All of the big players in VR – a group that also includes the Oculus Rift, Sony's Project Morpheus, the Samsung Gear VR and perhaps even Starbreeze's StarVR – have very good products right now, sharing a similar ability to teleport you to wild and wonderful places.
But one thing the others are missing is the ability to let you walk around those virtual worlds – not just with a controller, but actually strolling around with your own two feet in a space that's mirrored in the virtual world.
The HTC Vive lets you do that – and it's nothing short of amazing.
When you strap on the Vive, you get a quality headset that, if it alone were its selling feature, would be good enough to be up there with the rest (my glasses fit underneath more comfortably than with Oculus or Morpheus). But once you start walking around, it's a bit of an "Aaah, okay, this is what VR is supposed to be" moment. The ability to stroll around that 15 x 15 ft. space makes other headsets, with all due respect, look a little last-gen.
If HTC and Valve can launch the Vive with at least a solid software library, this is the one to beat. The free-moving element is that big a step forward – and that well-implemented.

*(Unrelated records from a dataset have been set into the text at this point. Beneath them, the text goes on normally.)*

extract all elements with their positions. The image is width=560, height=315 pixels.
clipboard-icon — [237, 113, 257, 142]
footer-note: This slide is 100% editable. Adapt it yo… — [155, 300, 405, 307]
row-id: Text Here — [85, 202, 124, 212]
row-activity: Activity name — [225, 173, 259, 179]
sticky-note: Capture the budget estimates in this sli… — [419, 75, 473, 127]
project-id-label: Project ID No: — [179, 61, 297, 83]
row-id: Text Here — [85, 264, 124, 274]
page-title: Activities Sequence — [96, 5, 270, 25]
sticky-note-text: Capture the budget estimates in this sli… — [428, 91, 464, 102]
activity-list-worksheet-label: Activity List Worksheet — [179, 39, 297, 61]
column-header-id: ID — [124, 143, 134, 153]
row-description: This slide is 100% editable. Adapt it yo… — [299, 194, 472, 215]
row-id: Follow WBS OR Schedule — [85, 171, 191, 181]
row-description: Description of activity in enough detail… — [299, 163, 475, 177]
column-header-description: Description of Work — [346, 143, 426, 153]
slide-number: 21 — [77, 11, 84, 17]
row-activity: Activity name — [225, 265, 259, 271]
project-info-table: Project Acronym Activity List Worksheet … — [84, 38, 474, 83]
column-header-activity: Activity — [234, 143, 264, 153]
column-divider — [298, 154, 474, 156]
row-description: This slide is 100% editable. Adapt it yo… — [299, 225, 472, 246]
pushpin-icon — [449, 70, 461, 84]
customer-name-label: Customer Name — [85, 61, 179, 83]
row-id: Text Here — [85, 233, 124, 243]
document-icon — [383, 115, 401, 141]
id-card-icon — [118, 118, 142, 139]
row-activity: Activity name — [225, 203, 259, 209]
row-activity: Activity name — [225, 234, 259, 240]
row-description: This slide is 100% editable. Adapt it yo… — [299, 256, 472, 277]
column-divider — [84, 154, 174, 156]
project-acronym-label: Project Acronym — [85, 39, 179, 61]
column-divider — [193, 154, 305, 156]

Our first Vive demo had us walking around the deck of an underwater shipwreck, watching various sea life swim around us. This one was only mildly interactive, but the sense of immersion (feeling like you're present in the virtual world) was the highest we've experienced. The two controllers I was holding gave me "hands" in the virtual world, and I could walk freely, exploring as I would as if I was really there.
The Vive removes an obstacle to tricking your brain that no other headset is removing. Walking around a space makes it feel even less like you're playing a video game, and more like you just quantum-leaped into another place.
Another demo had us gathering ingredients to cook up a meal. Sounds boring, right? Nope. It was nothing short of mesmerizing, as the Vive's wireless controllers (very similar to Oculus Touch) let me pick up ingredients, walk across the room, then drop them back into a pot (or, as I enjoyed doing, throw them around the room to see how many things I can break and how much havoc I can wreak).
Yet another demo let me paint in a 3D space, choosing among options like fire, ink or rainbows (the palette sat in my left hand) and then drawing with the "brush" in my right hand. I could walk around the room and draw patterns in 3D space. Again, the key is that it all felt real, with my muscle memory able to take over and act intuitively, using my entire body as if I was really doing this.
The 3D light painting demo was one of the trippiest things I've ever experienced (and my old high school friends will tell you, that's no small claim). People are going to take drugs, strap on the Vive and go on one hell of a ride.
It's about full-body freedom. All good VR tricks your mind into thinking it's somewhere else … but when your body isn't involved, there's still some disconnect. Putting not just your hands into the virtual world, but also your entire body – as only the Vive does right now – sets you free to completely experience VR as if you were there.
What feels intuitive to you, the ways you'd interact with this world if you were really there, is exactly what you do.
That's the experience, but what about the technology? The magic happens courtesy of a pair of base stations that you place in the room, which track your head (the sensors on the Vive headset) and your hands (the wireless controllers). The controllers are a bit like more advanced Wii controllers, with triggers sitting where your index fingers rest, grips on the sides (which respond to the natural gripping gesture which will be your first instinct) as well as touchpads on the front.
It's the same principle as Oculus Touch, and HTC's version is in very good shape. There was no perceptible latency, and it felt completely natural.
While the controllers are wireless, the headset itself is still wired, so you do need to keep some awareness of the long tail hanging down from your head, as you mill about the space. We'll look forward to future versions that go wireless, but I didn't trip once during my half-hour inside these wonderful virtual worlds, so as long as you don't act the fool and try to run while wearing the headset, it probably isn't a major concern.
There's also the fact that you'll need a room for the Vive. While many people can temporarily take over their living rooms or reserve something like a loft or recreational room for VR gaming, folks like college students in dorms or adults who live in studio apartments may not even have the option of unlocking the Vive's full capabilities.
Like Oculus, you'll also need a PC to pair with the Vive. HTC's Executive Director of Global Marketing Jeff Gattis tells us that the company still isn't ready to announce the minimum specs for that paired PC at this point (mostly because it could change before launch), but we should find out within the next few months.
... and Gattis also tells Gizmag that the Vive is still on track for launching this holiday season. Oculus and Morpheus are both launching in early 2016.
It's too early to say if the Vive will launch with a strong software library, but many VR developers we've spoken to are making games for Oculus and SteamVR simultaneously, so it could very well benefit from that. If you're a VR developer, making a second Windows-based game is extra money for relatively little extra work.
No word yet on pricing for the Vive (and, again, we don't know how expensive a gaming rig you'll need to power it), but VR enthusiasts may want to start saving their pennies now. The Vive is the real deal.